Situées à plus de 12 000 kilomètres des Alpes, les îles Kerguelen abritent le plus gros glacier français: la calotte Cook (environ 500 km2 en 1963). En combinant des informations historiques avec des données satellitaires récentes, les glaciologues du laboratoire d'études en géophysique et océanographie spatiale (Université Paul Sabatier / CNRS / CNES / IRD) ont observé la diminution rapide et accélérée des glaces. Depuis 40 ans, la calotte Cook s'est amincie de près d'1,5 mètre par an, sa surface a diminué de 20% et ce recul est deux fois plus rapide depuis 1991. Leurs travaux vont être publiés dans le Journal of Geophysical Research.
L'archipel des Kerguelen se situe dans l'océan indien austral et de nombreux glaciers recouvrent les zones les plus élevées de ces îles. Les premières études effectuées au cœur de ce laboratoire privilégié de la recherche française ont montré un recul d'abord lent du glacierAmpère (l'un des glaciers de la calotte Cook) entre 1800 et 1965 et beaucoup plus rapide ensuite.

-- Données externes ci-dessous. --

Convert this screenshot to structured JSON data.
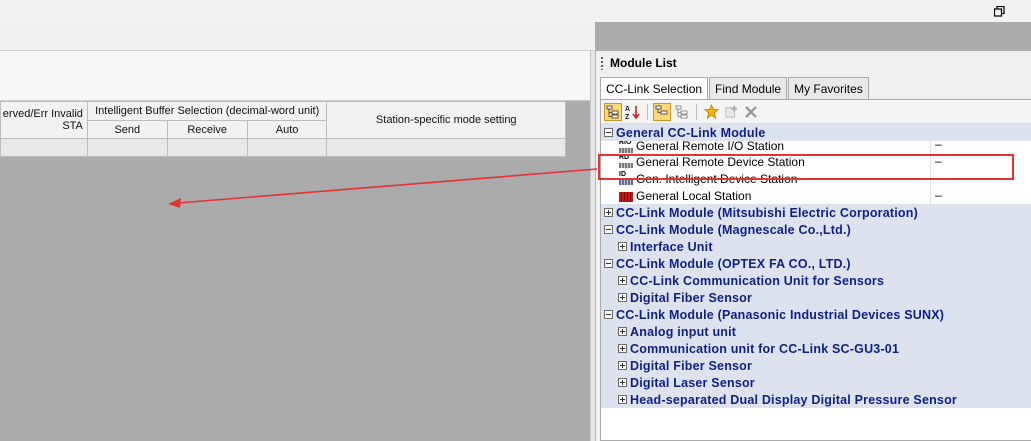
{
  "grid": {
    "col_reserved": "erved/Err Invalid STA",
    "col_buffer": "Intelligent Buffer Selection (decimal-word unit)",
    "col_send": "Send",
    "col_receive": "Receive",
    "col_auto": "Auto",
    "col_station_mode": "Station-specific mode setting"
  },
  "module_list": {
    "title": "Module List",
    "tabs": [
      {
        "label": "CC-Link Selection",
        "active": true
      },
      {
        "label": "Find Module",
        "active": false
      },
      {
        "label": "My Favorites",
        "active": false
      }
    ],
    "toolbar": {
      "sort_icon": "sort-az-icon",
      "favorite_icon": "star-icon",
      "add_icon": "add-icon",
      "delete_icon": "delete-icon"
    },
    "rows": [
      {
        "kind": "cat",
        "expander": "minus",
        "label": "General CC-Link Module"
      },
      {
        "kind": "item",
        "icon": "RIO",
        "label": "General Remote I/O Station",
        "value": "–"
      },
      {
        "kind": "item",
        "icon": "RD",
        "label": "General Remote Device Station",
        "value": "–"
      },
      {
        "kind": "item",
        "icon": "ID",
        "label": "Gen. Intelligent Device Station",
        "value": "–"
      },
      {
        "kind": "item",
        "icon": "LOCAL",
        "label": "General Local Station",
        "value": "–"
      },
      {
        "kind": "cat",
        "expander": "plus",
        "label": "CC-Link Module (Mitsubishi Electric Corporation)"
      },
      {
        "kind": "cat",
        "expander": "minus",
        "label": "CC-Link Module (Magnescale Co.,Ltd.)"
      },
      {
        "kind": "sub",
        "expander": "plus",
        "label": "Interface Unit"
      },
      {
        "kind": "cat",
        "expander": "minus",
        "label": "CC-Link Module (OPTEX FA CO., LTD.)"
      },
      {
        "kind": "sub",
        "expander": "plus",
        "label": "CC-Link Communication Unit for Sensors"
      },
      {
        "kind": "sub",
        "expander": "plus",
        "label": "Digital Fiber Sensor"
      },
      {
        "kind": "cat",
        "expander": "minus",
        "label": "CC-Link Module (Panasonic Industrial Devices SUNX)"
      },
      {
        "kind": "sub",
        "expander": "plus",
        "label": "Analog input unit"
      },
      {
        "kind": "sub",
        "expander": "plus",
        "label": "Communication unit for CC-Link SC-GU3-01"
      },
      {
        "kind": "sub",
        "expander": "plus",
        "label": "Digital Fiber Sensor"
      },
      {
        "kind": "sub",
        "expander": "plus",
        "label": "Digital Laser Sensor"
      },
      {
        "kind": "sub",
        "expander": "plus",
        "label": "Head-separated Dual Display Digital Pressure Sensor"
      }
    ]
  },
  "annotation": {
    "highlight_color": "#e53232",
    "arrow_color": "#e53232"
  }
}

Depuis 1974, le suivi in situ de la calotte Cook n'est plus assuré. Cependant, des observations effectuées depuis l'espace entre 1991 et 2006, ont permis aux scientifiques de recueillir des données dans cette zone difficile d'accès.
Les glaciologues du laboratoire d'études en géophysique et océanographie spatiale (LEGOS – Université Toulouse 3/CNRS/IRD/CNES) ont commencé leur travaux par un inventaire complet des glaciers des îles Kerguelen à partir d'une carte de l'Institut Géographique National (IGN) publiée en 1967. A cette époque, ces glaciers couvraient plus de 700 km2 dont 500 km2 pour la seule calotte Cook. Puis, grâce aux images des satellites Spot et Landsat, les scientifiques ont actualisé cet inventaire pour les années 1991, 2001 et 2003 et quantifié le retrait glaciaire. La calotte Cook ne couvrait plus que 448 km2 en 1991, 403 km2 en 2003. Elle a donc perdu 20% de sa surface en 40 ans et son recul est deux fois plus rapide depuis 1991. Par ailleurs, les chercheurs ont estimé les pertes de volume (ou bilan de masse) de la calotte Cook depuis 40 ans. Ce bilan de masse caractérise fidèlement la réponse du glacier aux variations climatiques (température, précipitation) et permet de comparer les réponses glaciaires dans différentes régions du globe. Ainsi, l'amincissement de la calotte Cook atteint 300 à 400 mètres au niveau des langues glaciaires à basse altitude tandis que les variations d'épaisseur semblent plus faibles dans les régions hautes. En moyenne pour toute la calotte et depuis 1963, les pertes d'épaisseur atteignent environ 1,5 mètre par an, une valeur très élevée quand on la compare à d'autres glaciers du globe. En 40 ans, la calotte a ainsi perdu près de 22% de son volume. Cet amincissement semble, lui aussi, s'accélérer pour la période récente.
Les glaciers des îles Kerguelen reculaient déjà dans les années 1960 et leur déclin depuis 40 ans ne peut être attribué uniquement au réchauffement récent lié, entre autres, à l'activité humaine. Une partie de ce recul s'explique en effet par la réponse retardée de ces glaciers au réchauffement naturel qui a suivi le Petit Age de Glace (période froide qui s'est achevée entre 1850 et 1900). En revanche, l'accélération récente des pertes glaciaires est sans doute liée aux températures élevées et aux faibles précipitations depuis le début des années 1980.